Un altro strumento per misurare lo scarto è costituito dalle attività di “Analisi delle cause prime delle non conformità”
Infatti, è fuor di dubbio che ogni devianza è un segnale che qualcosa non va come dovrebbe andare.
Pertanto, ci si deve domandare:
- quali sono le cause prime del perché la procedura non è stata seguita?
- che cosa ne ha impedito la reale applicazione?
- la procedura era chiara?
- la procedura era concretamente attuabile?
- la procedura era contestualizzata?
Se da questa analisi emergessero più volte le stesse cause, allora sarà necessario rivedere attentamente la struttura organizzativa dell’azienda.
Non ci si può certo dimenticare, al fine di misurare lo scarto, del “Feedback degli operatori” in quanto è da loro che possono arrivare le informazioni più interessanti.
In genere, si utilizzano i questionari, le interviste con personale, i focus group, ecc., al fine di comprendere se le procedure sono:
- chiare,
- realmente applicabili,
- percepite come utili,
- coerenti con il contesto reale in cui devono essere applicate.
Questo tipo di analisi permette di individuare le differenze tra ciò che è scritto e ciò che è percepito e costituisce un indicatore della “Distanza” esistente.
Infine, per misurare la devianza tra la procedura coma scritta e la procedura come è applicata, torna utile anche “l’analisi degli infortuni e dei near miss” (della cui importanza se ne è ricordato recentemente anche il nostro legislatore).
Ogni near miss e ogni infortunio altro non sono che segnali che qualcosa, nell’organizzazione del lavoro, “non è andata come doveva” e ciò costituisce, senza dubbio, oltre ad un segnale, anche una misura indiretta dello scarto.
In questo caso, è opportuno verificare se la procedura che doveva essere seguita durante l’esecuzione dell’attività in cui si è verificato l’infortunio:
- era conosciuta dai soggetti coinvolti?
- era applicabile alle operazioni che si stavano svolgendo al momento dell’evento?

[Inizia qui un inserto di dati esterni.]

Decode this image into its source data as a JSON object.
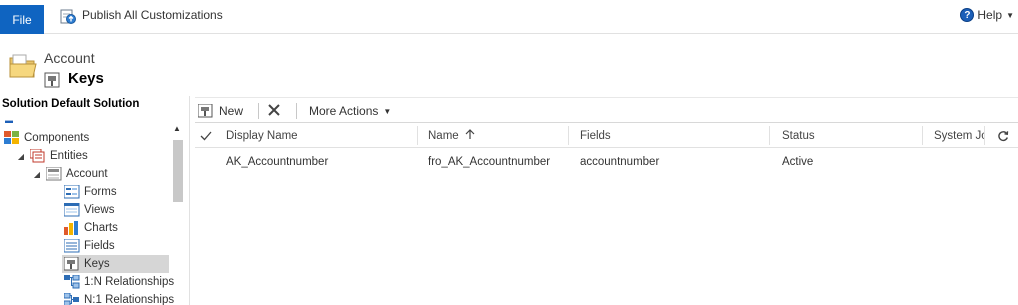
{
  "ribbon": {
    "file_label": "File",
    "publish_label": "Publish All Customizations",
    "help_label": "Help"
  },
  "header": {
    "entity_name": "Account",
    "page_title": "Keys"
  },
  "leftnav": {
    "solution_title": "Solution Default Solution",
    "items": [
      {
        "label": "Components",
        "icon": "components-icon"
      },
      {
        "label": "Entities",
        "icon": "entities-icon"
      },
      {
        "label": "Account",
        "icon": "entity-icon"
      },
      {
        "label": "Forms",
        "icon": "forms-icon"
      },
      {
        "label": "Views",
        "icon": "views-icon"
      },
      {
        "label": "Charts",
        "icon": "charts-icon"
      },
      {
        "label": "Fields",
        "icon": "fields-icon"
      },
      {
        "label": "Keys",
        "icon": "keys-icon"
      },
      {
        "label": "1:N Relationships",
        "icon": "relationship-icon"
      },
      {
        "label": "N:1 Relationships",
        "icon": "relationship-icon"
      }
    ]
  },
  "toolbar": {
    "new_label": "New",
    "more_actions_label": "More Actions"
  },
  "grid": {
    "columns": [
      "Display Name",
      "Name",
      "Fields",
      "Status",
      "System Jol"
    ],
    "sort_column": "Name",
    "rows": [
      {
        "display_name": "AK_Accountnumber",
        "name": "fro_AK_Accountnumber",
        "fields": "accountnumber",
        "status": "Active"
      }
    ]
  },
  "colors": {
    "accent": "#0f64c1",
    "selected": "#d6d6d6"
  }
}
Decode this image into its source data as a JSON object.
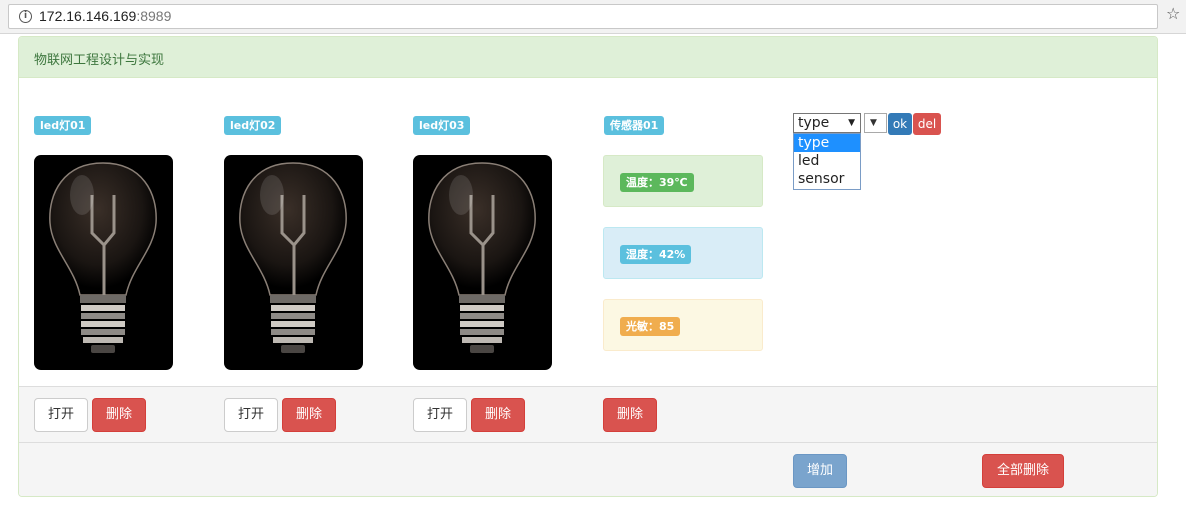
{
  "browser": {
    "url_host": "172.16.146.169",
    "url_port": ":8989"
  },
  "panel": {
    "title": "物联网工程设计与实现"
  },
  "devices": [
    {
      "label": "led灯01",
      "open_label": "打开",
      "delete_label": "删除"
    },
    {
      "label": "led灯02",
      "open_label": "打开",
      "delete_label": "删除"
    },
    {
      "label": "led灯03",
      "open_label": "打开",
      "delete_label": "删除"
    }
  ],
  "sensor": {
    "label": "传感器01",
    "temperature": "温度：39℃",
    "humidity": "湿度：42%",
    "light": "光敏：85",
    "delete_label": "删除"
  },
  "controls": {
    "type_select_value": "type",
    "type_options": [
      "type",
      "led",
      "sensor"
    ],
    "ok_label": "ok",
    "del_label": "del"
  },
  "footer": {
    "add_label": "增加",
    "delete_all_label": "全部删除"
  },
  "colors": {
    "heading_bg": "#dff0d8",
    "label_info": "#5bc0de",
    "danger": "#d9534f",
    "primary": "#337ab7"
  }
}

- era adeguata alle specificità delle operazioni da eseguire?
- era stata seguita dai soggetti coinvolti?
Ovviamente, se le risposte saranno negative, risulterà palese che l’organizzazione aziendale si trova davanti ad una “Distanza” preoccupante.

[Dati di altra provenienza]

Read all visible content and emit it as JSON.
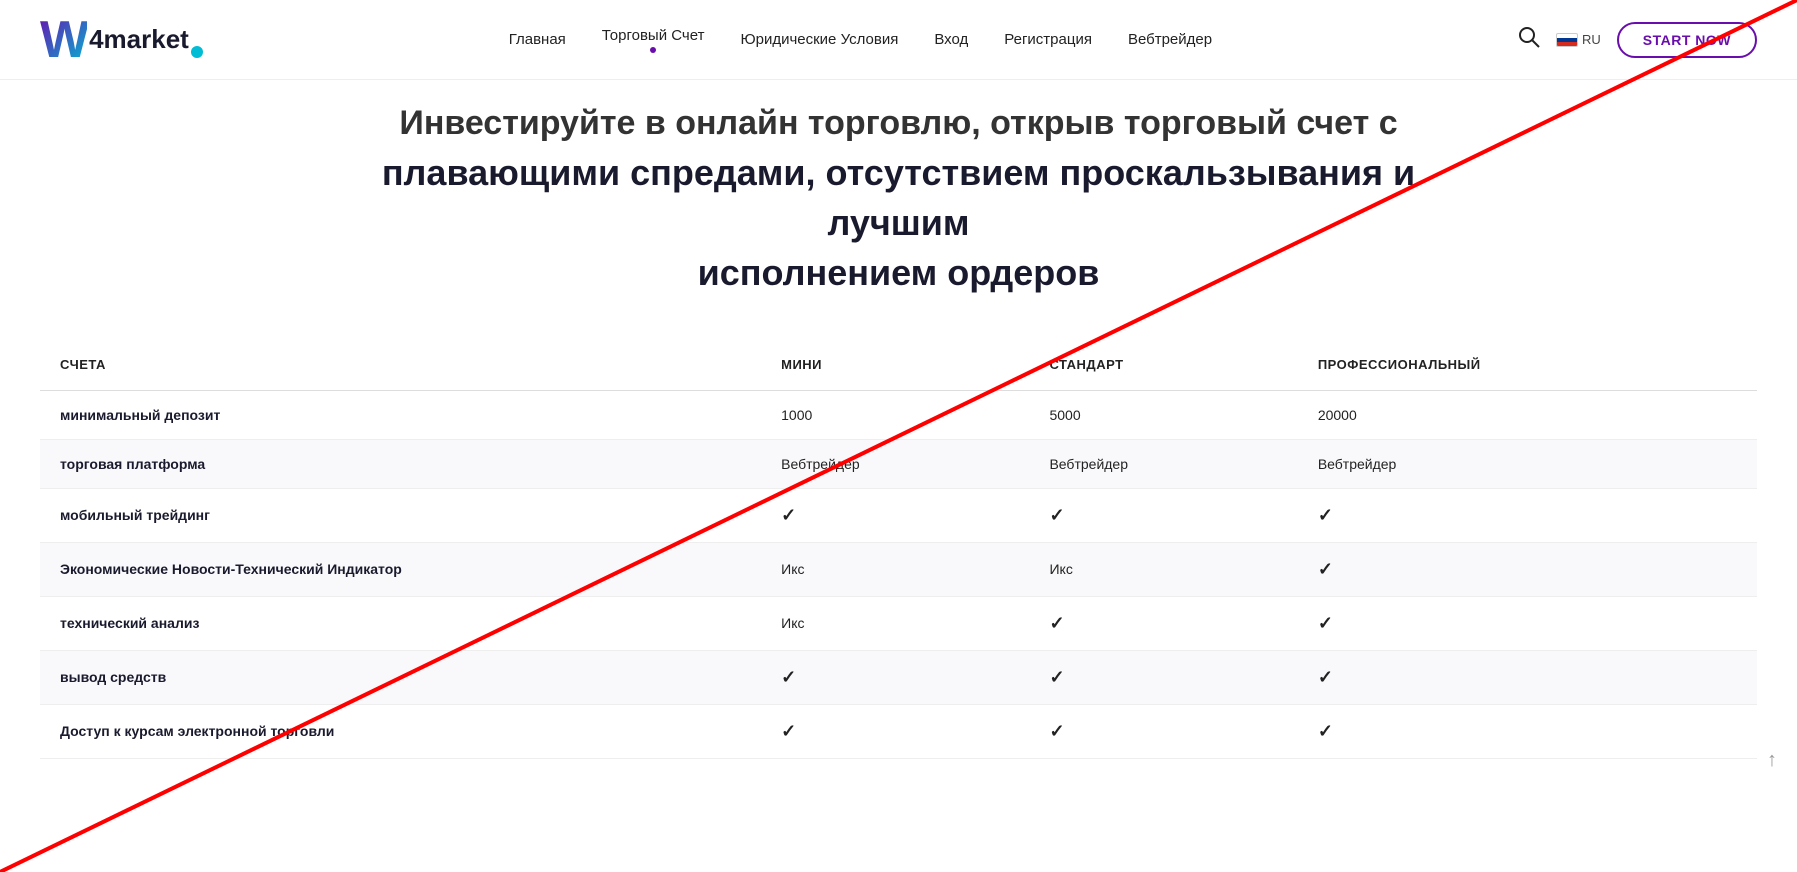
{
  "header": {
    "logo": {
      "w": "W",
      "text": "4market"
    },
    "nav": [
      {
        "label": "Главная",
        "active": false
      },
      {
        "label": "Торговый Счет",
        "active": true
      },
      {
        "label": "Юридические Условия",
        "active": false
      },
      {
        "label": "Вход",
        "active": false
      },
      {
        "label": "Регистрация",
        "active": false
      },
      {
        "label": "Вебтрейдер",
        "active": false
      }
    ],
    "lang": "RU",
    "start_now": "START NOW"
  },
  "hero": {
    "line1": "Инвестируйте в онлайн торговлю, открыв торговый счет с",
    "line2": "плавающими спредами, отсутствием проскальзывания и лучшим",
    "line3": "исполнением ордеров"
  },
  "table": {
    "headers": [
      "СЧЕТА",
      "МИНИ",
      "СТАНДАРТ",
      "ПРОФЕССИОНАЛЬНЫЙ"
    ],
    "rows": [
      {
        "label": "минимальный депозит",
        "mini": "1000",
        "standart": "5000",
        "prof": "20000",
        "type": "text"
      },
      {
        "label": "торговая платформа",
        "mini": "Вебтрейдер",
        "standart": "Вебтрейдер",
        "prof": "Вебтрейдер",
        "type": "text"
      },
      {
        "label": "мобильный трейдинг",
        "mini": "✓",
        "standart": "✓",
        "prof": "✓",
        "type": "check"
      },
      {
        "label": "Экономические Новости-Технический Индикатор",
        "mini": "Икс",
        "standart": "Икс",
        "prof": "✓",
        "type": "mixed"
      },
      {
        "label": "технический анализ",
        "mini": "Икс",
        "standart": "✓",
        "prof": "✓",
        "type": "mixed"
      },
      {
        "label": "вывод средств",
        "mini": "✓",
        "standart": "✓",
        "prof": "✓",
        "type": "check"
      },
      {
        "label": "Доступ к курсам электронной торговли",
        "mini": "✓",
        "standart": "✓",
        "prof": "✓",
        "type": "check"
      }
    ]
  }
}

In conclusione, possiamo affermare che la “Distanza” esistente tra una procedura di sicurezza e la realtà operativa non va considerata come un’anomalia ma come un qualcosa che va conosciuto, analizzato, monitorato e gestito.
Le organizzazioni aziendali che dialogano con gli operatori sul campo, aggiornando le procedure e verificandone la concreta applicazione, sono quelle realmente in grado di costruire un robusto, credibile e realmente efficace sistema prevenzionale.